A group of licenced firearms holders formed the Kiwi Party Inc to challenge the legality of that action. However, a High Court Judge strike-out their claims in relation to the legislation. They appealed to the Court of Appeal. The Court, unanimously, rejected all of their arguments.
The Kiwi Party claimed that New Zealanders had a ‘constitutional right to bear arms’ which allowed them to have access to semi-automatic weapons. The Court of Appeal dismissed this entirely. The Court said that there is no constitutional right to bear arms in New Zealand and there never has been. They observed that only 3 counties in the world have some from of constitutional right to bear arms.

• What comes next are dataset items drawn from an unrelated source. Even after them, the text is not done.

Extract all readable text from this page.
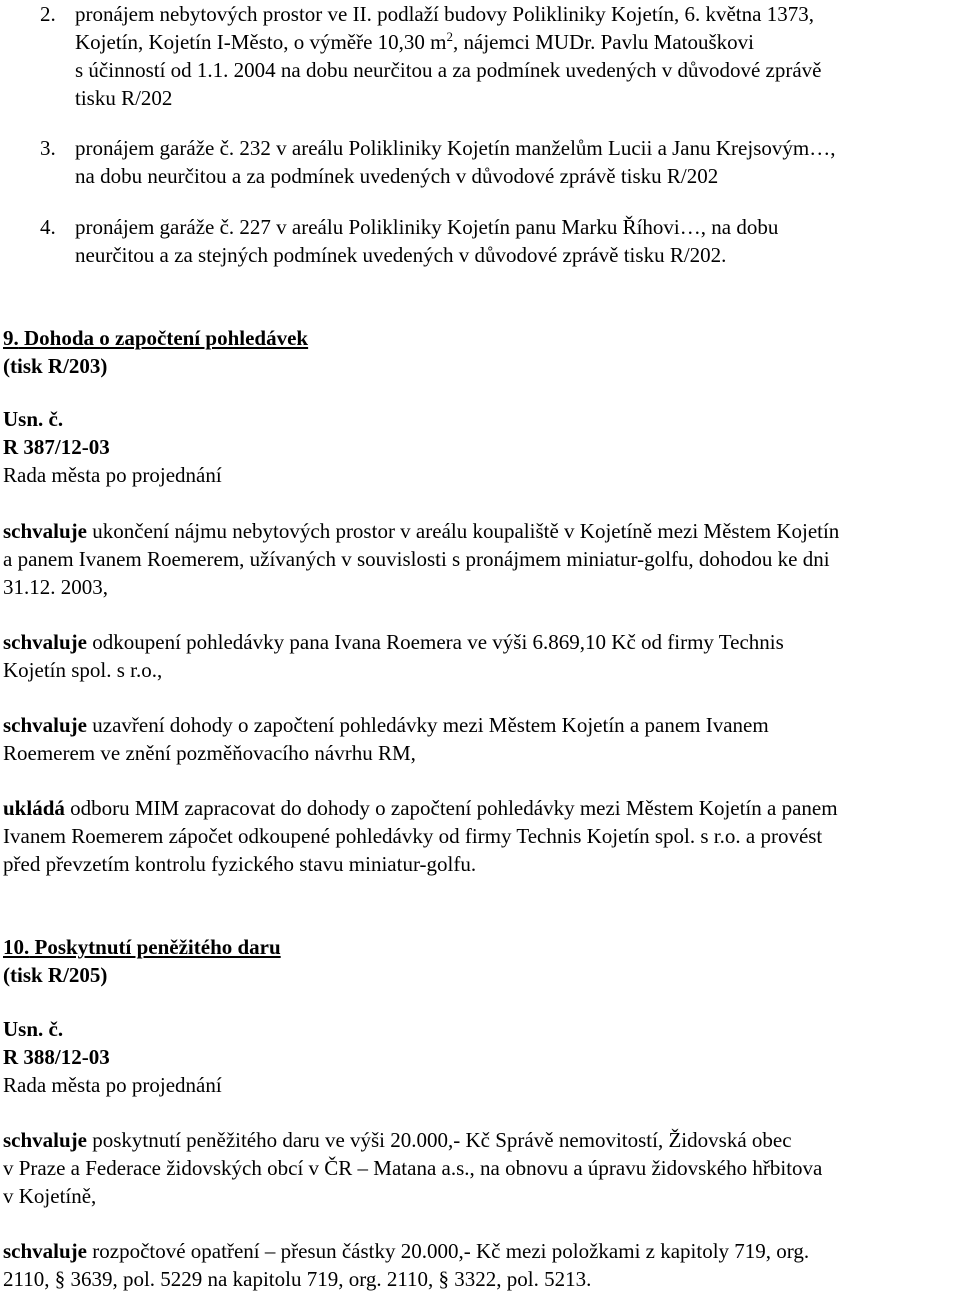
2. pronájem nebytových prostor ve II. podlaží budovy Polikliniky Kojetín, 6. května 1373,
Kojetín, Kojetín I-Město, o výměře 10,30 $m^2$, nájemci MUDr. Pavlu Matouškovi
s účinností od 1.1. 2004 na dobu neurčitou a za podmínek uvedených v důvodové zprávě
tisku R/202
3. pronájem garáže č. 232 v areálu Polikliniky Kojetín manželům Lucii a Janu Krejsovým…,
na dobu neurčitou a za podmínek uvedených v důvodové zprávě tisku R/202
4. pronájem garáže č. 227 v areálu Polikliniky Kojetín panu Marku Říhovi…, na dobu
neurčitou a za stejných podmínek uvedených v důvodové zprávě tisku R/202.
9. Dohoda o započtení pohledávek
(tisk R/203)
Usn. č.
R 387/12-03
Rada města po projednání
schvaluje ukončení nájmu nebytových prostor v areálu koupaliště v Kojetíně mezi Městem Kojetín
a panem Ivanem Roemerem, užívaných v souvislosti s pronájmem miniatur-golfu, dohodou ke dni
31.12. 2003,
schvaluje odkoupení pohledávky pana Ivana Roemera ve výši 6.869,10 Kč od firmy Technis
Kojetín spol. s r.o.,
schvaluje uzavření dohody o započtení pohledávky mezi Městem Kojetín a panem Ivanem
Roemerem ve znění pozměňovacího návrhu RM,
ukládá odboru MIM zapracovat do dohody o započtení pohledávky mezi Městem Kojetín a panem
Ivanem Roemerem zápočet odkoupené pohledávky od firmy Technis Kojetín spol. s r.o. a provést
před převzetím kontrolu fyzického stavu miniatur-golfu.
10. Poskytnutí peněžitého daru
(tisk R/205)
Usn. č.
R 388/12-03
Rada města po projednání
schvaluje poskytnutí peněžitého daru ve výši 20.000,- Kč Správě nemovitostí, Židovská obec
v Praze a Federace židovských obcí v ČR – Matana a.s., na obnovu a úpravu židovského hřbitova
v Kojetíně,
schvaluje rozpočtové opatření – přesun částky 20.000,- Kč mezi položkami z kapitoly 719, org.
2110, § 3639, pol. 5229 na kapitolu 719, org. 2110, § 3322, pol. 5213.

The Kiwi Party made a number of claims about the process in Parliament. However, no court can entertain such claims because it would breach the Parliamentary Privileges Act (which prevents the courts enquiring into matters relating to Parliament).
Finally, the Kiwi Party tried to challenge the Amendment Act itself. The Court of Appeal was critical of these claims and direct in its observation that they could not be sustained.
Ultimately, New Zealand is not like the United States. Firstly, there is no second amendment right; but, importantly, even if there were such a right, the courts in New Zealand cannot strike down legislation passed by Parliament. What Parliament says goes.